Le traitement des demandes de réfugiés a été interrompu pendant plusieurs semaines en juin. Le bureau du premier ministre a alors exigé de vérifier toutes les demandes et de décider du sort des réfugiés choisis par le Haut-Commissariat des Nations unies pour les réfugiés (HCR) pour une réinstallation au Canada. Ce travail est normalement effectué par les fonctionnaires du ministère de la Citoyenneté et de l'Immigration.

Cette décision est survenue après la publication d'un rapport des services de renseignement américains suggérant que des réfugiés pourraient représenter une menace à la sécurité de certains pays.

Lorsque toutes les inquiétudes ont été dissipées, le processus de sélection a repris son rythme de croisière. Les parrainages privés - impliquant souvent des églises qui accueillent des minorités religieuses - n'ont pas été touchés par cette directive.

Pareille interférence est dénoncée par le chef libéral, qui a rappelé que les employés du bureau du premier ministre n'ont aucunement le droit de se substituer à des fonctionnaires formés pour traiter les demandes des réfugiés.

Un porte-parole du ministre de la Citoyenneté et de l'Immigration Chris Alexander a expliqué au quotidien The Globe and Mail que le gouvernement s'inquiétait de l'intégrité du processus de sélection et qu'il souhaitait s'assurer que la sécurité du pays n'était pas compromise.

Parallèle avec Duffy

En campagne pour la deuxième journée consécutive en Ontario aux côtés d'un ministre provincial ontarien, M. Trudeau a déclaré que cette affaire démontrait une fois de plus qu'il fallait se débarrasser du gouvernement conservateur.

M. Trudeau a tracé un parallèle avec la gestion en catimini du scandale des dépenses du sénateur suspendu Mike Duffy, au cours duquel un employé du bureau du premier ministre a fait un chèque personnel pour rembourser les dépenses douteuses de M. Duffy.

« Une des choses que cela souligne à mes yeux est que les Canadiens, peu importe pour qui ils votent, doivent pouvoir croire que le bureau du premier ministre est là pour les servir avec intégrité et responsabilité », a-t-il mentionné.
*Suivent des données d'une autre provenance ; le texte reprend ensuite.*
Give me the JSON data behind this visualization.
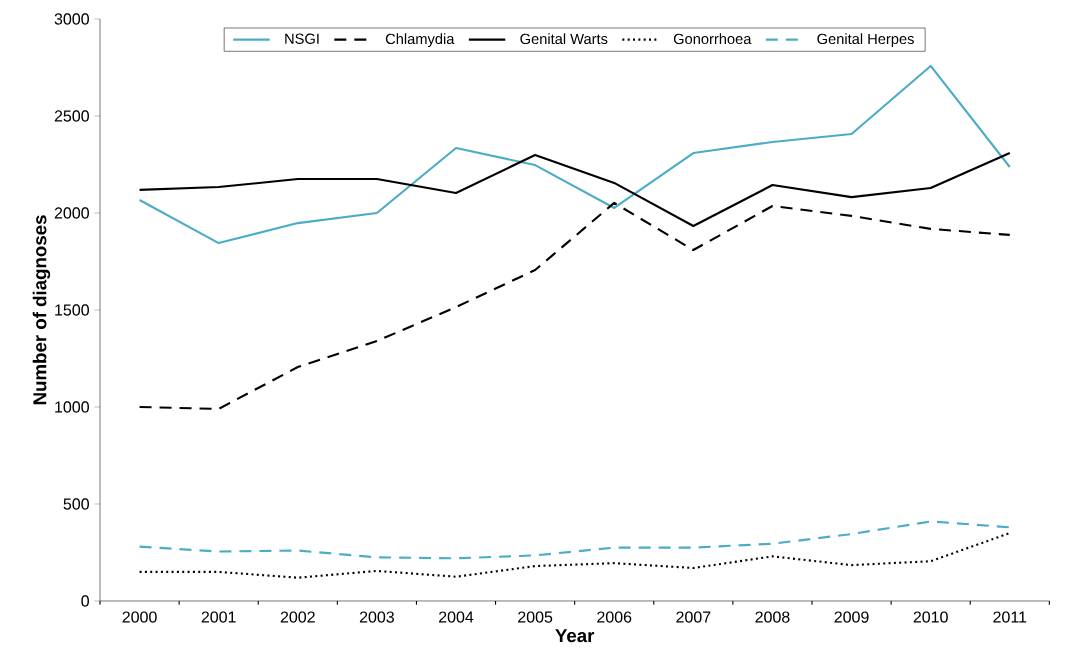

Le chef libéral a ramené le thème de la transparence à l'avant-plan à de nombreuses reprises durant la campagne.

Il a qualifié de « secrètes » les négociations du gouvernement conservateur pour le Partenariat transpacifique. Il a également demandé plus de transparence dans la gestion des missions militaires à l'étranger après qu'un bombardement effectué par un CF-18 canadien eut causé des victimes civiles au Moyen-Orient.

Justin Trudeau a promis de renforcer les bureaux qui surveillent le Parlement, tel que le directeur parlementaire du budget, une promesse qu'a également faite le chef néo-démocrate Thomas Mulcair.

En après-midi, M. Trudeau devait participer à Montréal à l'enregistrement de l'émission Tout le monde en parle, qui sera diffusée dimanche. Lorsqu'on lui a demandé ce qu'il y fera pour charmer les téléspectateurs québécois, il a répété que M. Harper n'avait ni les valeurs ni les priorités des Québécois, et que ceux-ci auront à choisir qui peut le mieux remplacer le premier ministre conservateur le 19 octobre.